Mike pulls up the rocking chair and sits down.
In the old days of 8-bit processors, a computer typically had 64 KB (65,536 bytes) of address space. Now we wanted to do everything we could with our fantastic whistling machines, so we will do things like buy 64 KB of RAM and display everything in RAM. Shazam, 64 KB of RAM and praise rights around.
But a computer that can only access RAM is not very good. It needs some ROM for the OS (or at least the BIOS), and some addresses for I / O. (You are in the backseat. I know that Intel chips have a separate address space for I / O, but this does not help here, because the I / O space was much less than the memory, so you faced the same limitations.)

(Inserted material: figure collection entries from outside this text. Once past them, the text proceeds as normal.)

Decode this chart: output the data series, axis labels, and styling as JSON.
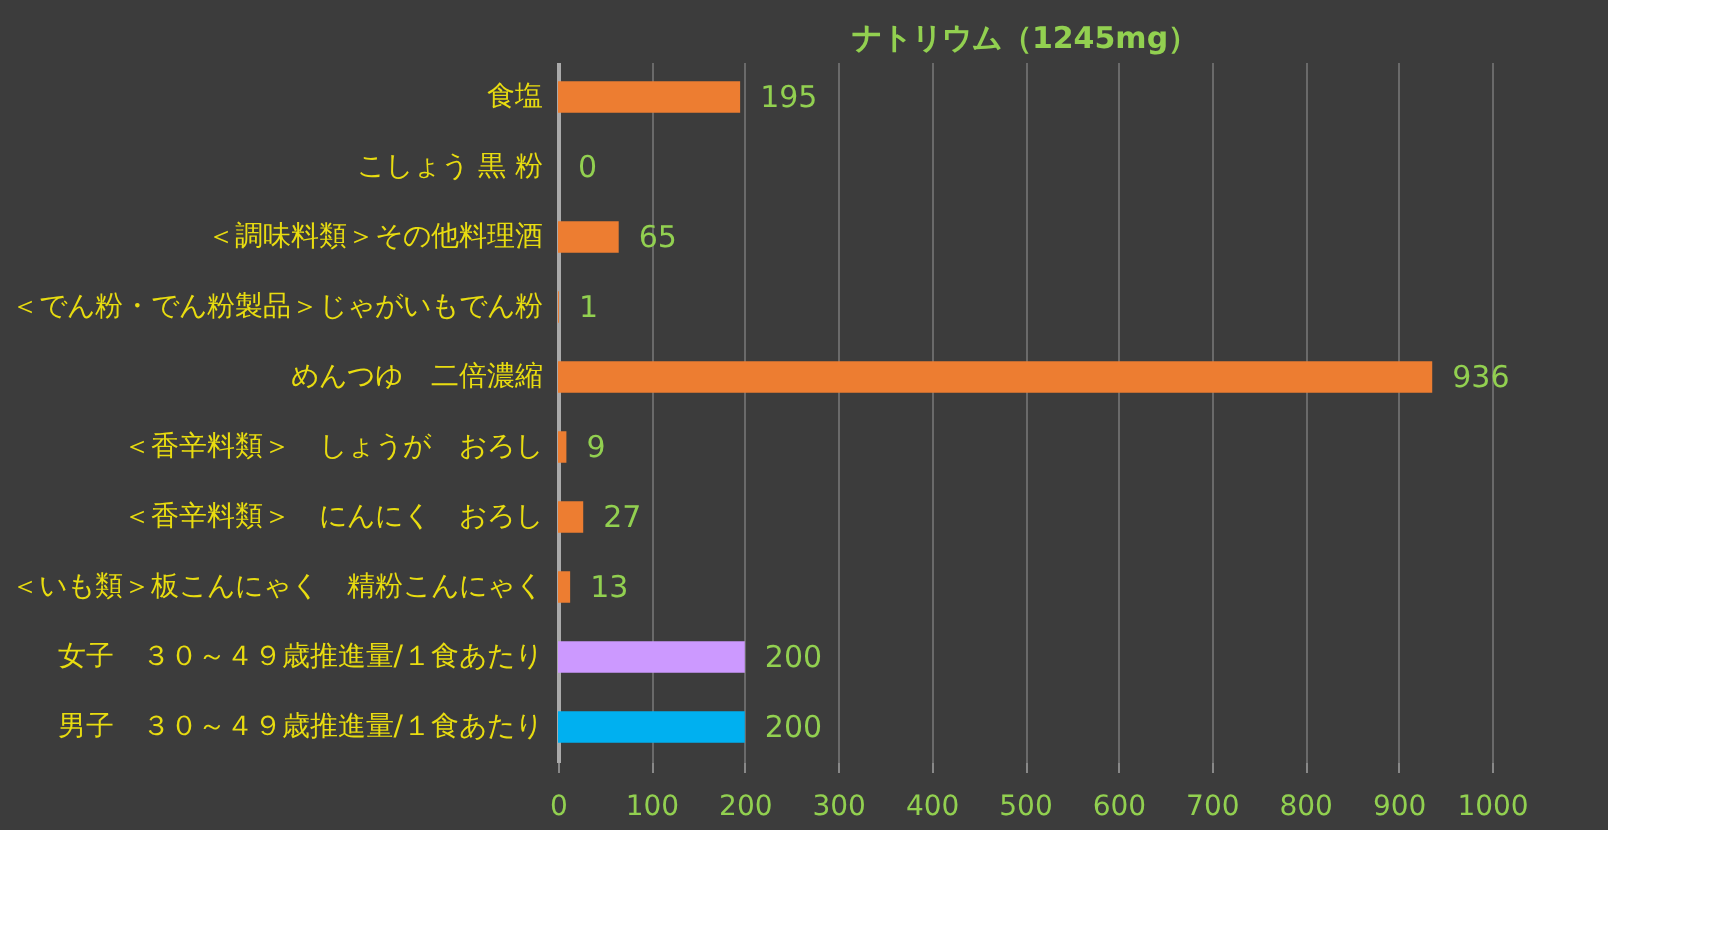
{
  "chart_data": {
    "type": "bar",
    "orientation": "horizontal",
    "title": "ナトリウム（1245mg）",
    "categories": [
      "食塩",
      "こしょう 黒 粉",
      "＜調味料類＞その他料理酒",
      "＜でん粉・でん粉製品＞じゃがいもでん粉",
      "めんつゆ　二倍濃縮",
      "＜香辛料類＞　しょうが　おろし",
      "＜香辛料類＞　にんにく　おろし",
      "＜いも類＞板こんにゃく　精粉こんにゃく",
      "女子　３０～４９歳推進量/１食あたり",
      "男子　３０～４９歳推進量/１食あたり"
    ],
    "values": [
      195,
      0,
      65,
      1,
      936,
      9,
      27,
      13,
      200,
      200
    ],
    "colors": [
      "#ed7d31",
      "#ed7d31",
      "#ed7d31",
      "#ed7d31",
      "#ed7d31",
      "#ed7d31",
      "#ed7d31",
      "#ed7d31",
      "#cc99ff",
      "#00b0f0"
    ],
    "xlim": [
      0,
      1000
    ],
    "xticks": [
      0,
      100,
      200,
      300,
      400,
      500,
      600,
      700,
      800,
      900,
      1000
    ],
    "grid": "x",
    "data_labels": true
  }
}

The address space used for ROM and I / O was a space that was not available as RAM, so you wanted to minimize how much space was not used for RAM. So, for example, when your peripheral I / O device had five different things, the status of which was one bit each, instead of giving each of these bits its own byte (and therefore address), they got the brilliant idea of packing all five of these bits into one byte, leaving three bits that did nothing. Voila, the Interrupt Status Register appeared.
Hardware designers were also impressed with the fact that fewer addresses resulted in fewer address bits (since address bits are a stream of a logarithmic base-2 number of addresses), which means fewer address contacts on the chip, freeing up contacts for other purposes. (These were the days when 48-pin microcircuits were considered large, and 64-pin huge and trellis packages could not be ruled out because multi-level printed circuit boards were excessively expensive, and also a few days before address multiplexing and data on the same pins has become commonplace.)
So, the chips were cut and fabricated, and the hardware was built, and then the programmers needed to do the hardware work. And so, the programmers said: "WTF? I just want to know if there is a byte to read in the bloody serial port, but there are all these other bits, like a" receiver "on the way." And the hardware guys reviewed it and said, "hard cookies, handle it."
So, the programmers went to the Guru, the guy who did not forget his Boolean algebra and was happy not to write COBOL. And the Guru said: "Use the bit AND operation to force those bits that you do not need to be 0. If you need a number, not just zero or nonzero, use logical right shift (LSR) to the result." And they tried it. It worked, and there was a lot of joy, although the wiser began to be interested in things such as race conditions in the read-modify-write cycle, but this is a story at a different time.
Thus, the technique of packing freely or completely unrelated bits into registers has become commonplace. People who develop protocols that always want to use fewer bits also jumped on these methods. So, even today, with our gigabytes of RAM and gigabytes of bandwidth, we still collect and unpack bit fields with expressions whose clarity borders on a keyboard hit.
(Yes, I know that bit fields will probably go back to ENIAC and maybe even to the difference engine if Lady Ada needs to fill in two data items in one register, but I haven’t been alive for so long, okay? , what do I know.)
(Note that the hardware developers are there: there really aren't many excuses for packing things like status flags and control bits that the driver developer will want to use on their own. I have done several projects with one 32-bit bit In many cases, no bit shifting or masking, no races, driver code is easier to write and understand, and the address decoding logic is trivially more complex. If the driver software is complex, simplifying the flag and bit pattern Botko can save you a lot of ROM and CPU cycles.)
(More random trivia: the Atmel AVR architecture (used by Arduino, among many other places) has some specialized instructions for bit-bit and bit-clarity. The avr-libc library used to provide macros for these instructions, but now the gcc compiler is enough smart to recognize that reg |= (1 << bitNum); bit is set, and reg &= ~(1 << bitNum); little clear and fits into the correct instruction. I'm sure other architectures have similar optimizations.)